[Arm-netbook] Totally derailed topic

John Luke Gibson eaterjolly at gmail.com
Wed May 10 01:14:36 BST 2017


On 5/9/17, Lyberta <lyberta at lyberta.net> wrote:
> doark at mail.com:
>> I think you're caught in the same trap, unable to realize your own
>> potential for lack of a moral standard (it also suffers as a result of
>> an Atheistic philosophy), and unable to accept a pointless existence.
>
> When I was 19, I was in a very bad situation. Everything I've ever
> believed in was false. So I've spent the next 6 months looking for
> truth. Thankfully, I have dropped out of college by this time so I had
> time to investigate.
>
> And in one moment it dawned upon me. There is no truth. Everything is
> relative. People invent their own truth and start believing in it. So if
> I want to stay unshackled I must not believe in anything.
>
> The next thing was supposed to be suicide but I couldn't do it. I don't
> know the future and I don't know what will happen when I die. In fact,
> I'm trapped inside my own consciousness and by definition can't escape
> it and see the truth. Remember Plato's allegory of the cave?
>
> Another thing that bugs me is, since I don't believe in anything, I also
> don't believe in science. I can't predict what's gonna happen in the
> next moment.
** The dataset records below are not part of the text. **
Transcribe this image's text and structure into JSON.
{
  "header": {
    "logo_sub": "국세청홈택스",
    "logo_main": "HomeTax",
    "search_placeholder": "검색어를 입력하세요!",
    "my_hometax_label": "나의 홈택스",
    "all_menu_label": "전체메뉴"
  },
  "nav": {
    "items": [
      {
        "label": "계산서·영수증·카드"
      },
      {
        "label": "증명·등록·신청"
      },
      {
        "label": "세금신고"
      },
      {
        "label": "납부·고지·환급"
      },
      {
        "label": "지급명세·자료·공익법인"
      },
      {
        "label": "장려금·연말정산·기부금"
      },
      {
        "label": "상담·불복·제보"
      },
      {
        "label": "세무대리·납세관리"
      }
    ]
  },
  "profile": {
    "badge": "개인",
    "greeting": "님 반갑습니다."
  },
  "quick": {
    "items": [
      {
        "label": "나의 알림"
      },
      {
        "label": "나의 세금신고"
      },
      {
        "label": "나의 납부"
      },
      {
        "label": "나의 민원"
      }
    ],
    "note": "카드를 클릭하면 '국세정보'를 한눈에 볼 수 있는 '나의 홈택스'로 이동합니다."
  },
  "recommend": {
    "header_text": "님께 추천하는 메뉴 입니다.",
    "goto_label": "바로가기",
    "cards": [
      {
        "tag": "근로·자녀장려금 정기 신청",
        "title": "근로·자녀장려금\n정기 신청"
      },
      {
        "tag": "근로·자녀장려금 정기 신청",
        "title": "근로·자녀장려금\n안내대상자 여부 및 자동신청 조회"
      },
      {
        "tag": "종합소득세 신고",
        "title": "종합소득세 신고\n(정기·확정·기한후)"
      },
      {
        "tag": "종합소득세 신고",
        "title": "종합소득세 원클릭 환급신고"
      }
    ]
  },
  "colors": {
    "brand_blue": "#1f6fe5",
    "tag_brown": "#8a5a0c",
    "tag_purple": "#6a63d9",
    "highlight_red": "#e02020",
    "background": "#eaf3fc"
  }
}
Every once in a while I get in this state of mind where I
> understand that I understand nothing.
>
>> In any and all cases I think you might enjoy a book that is eyeopening,
>> insightful and uplifting, with respect to the world around you, as
>> opposed to your more dreary, despairing, world view.
>
> I was forced to read books at school and this gave a huge hatred for
> them. I remember I've tried to read a fiction book at psychiatric
> hospital and after the 1st paragraph I was so enraged that I quickly put
> it away. Though this mostly applies to fiction.
>
>

The mountains of religious thought pumped into this thread has it
visibly oozing (I mean no offense). Firstly, the speaker in that video
linked @zap I'm familiar with and is very unreliable when their claims
are checked or researched. Secondly, Nietzsche explores that so-called
"trap". The thing is that religion presents the concept of morality
which fills the space created by ennui and lack of obstacles to
self-preservation. Noam Chomsky popularized abit the thought that the
consistent trend in nature is more intelligent species tend to go
extinct after a shorter period than obviously less intelligent ones
(i.e. beetles), this is due to genetic drift and inbred weaknesses due
to a lack of obstacles to their survival. Ethics is an artificial
obstacle we present ourselves in order to keep us strong (Nietzsche
referred to the model used by Christianity as Slave Morality,
suggesting that the ethics therein enslave the subscriber to the whims
and desires of the less fortunate, and thusly purporting the existence
of less fortunate as ENDEMICALLY NECESSARY because without less
fortunate people then there would be point to the ethics of
christianity and therefore there would be no obstacle to occupy
ourselves with and therefore genetic drift would set in and we would
die as a species. In other words, Nietzsche considered christianity so
obsessed with compassion, that in a world without suffering it would
utterly and completely fall apart.).

Nietzsche's life's work was dedicated to attempting to create a
well-developed replacement to both religion and "Slave Morality".

I don't know if I support Nietzsche's alternative of "Master Morality"
(where the obstacle is to become the best human possible, the
so-called "ubermensch"), but I do say that "trap" is hardly a "trap"
rather it's just a human need for an obstacle or conflict, and by
rejecting religion all one is doing is rejecting the type of conflict
which that religion endorses.
Thirdly,
______

.................| ->   vvvvvvvv
______

On the subject of Relativity:
______

.................| ->    ^^^^^^^^^
______

"The only rule is everything changes, even this rule." is the best
misquoting of Heraclitus I've heard and has rather impacted my view of
"Relativity". Ultimately building off of the concept that the meaning
of life is just any arbitrary form of conflict, then sometimes
constant values contribute to having an increased selection of types
of conflict. Technology of modern day allows us to have simulated
battles over the net, and, without a whole slew of discovered
constants (such as ways of making the voltage across a wire consistent
with what is intended to deliver a message), then that would not be
possible. I believe the universe only stays as consistent as it needs
to be for every life to have a potentially unique purpose given work
to discover new constant attributes to apply to a new purpose to
assume. I believe it is quite possible high-fantasy magic might have
existed at one point and that it was merely purged by the work devoted
to the infinitely more rigorous "science". That's just my perspective,
and it is also my perspective that science could be replaced with
high-enough degree of arbitrary work dedicated to discovering
attributes of the universe incompatible with modern science. This
would require a large influx of unfulfilled persons highly motivated
to transform the status quo and contradict conventional wisdom.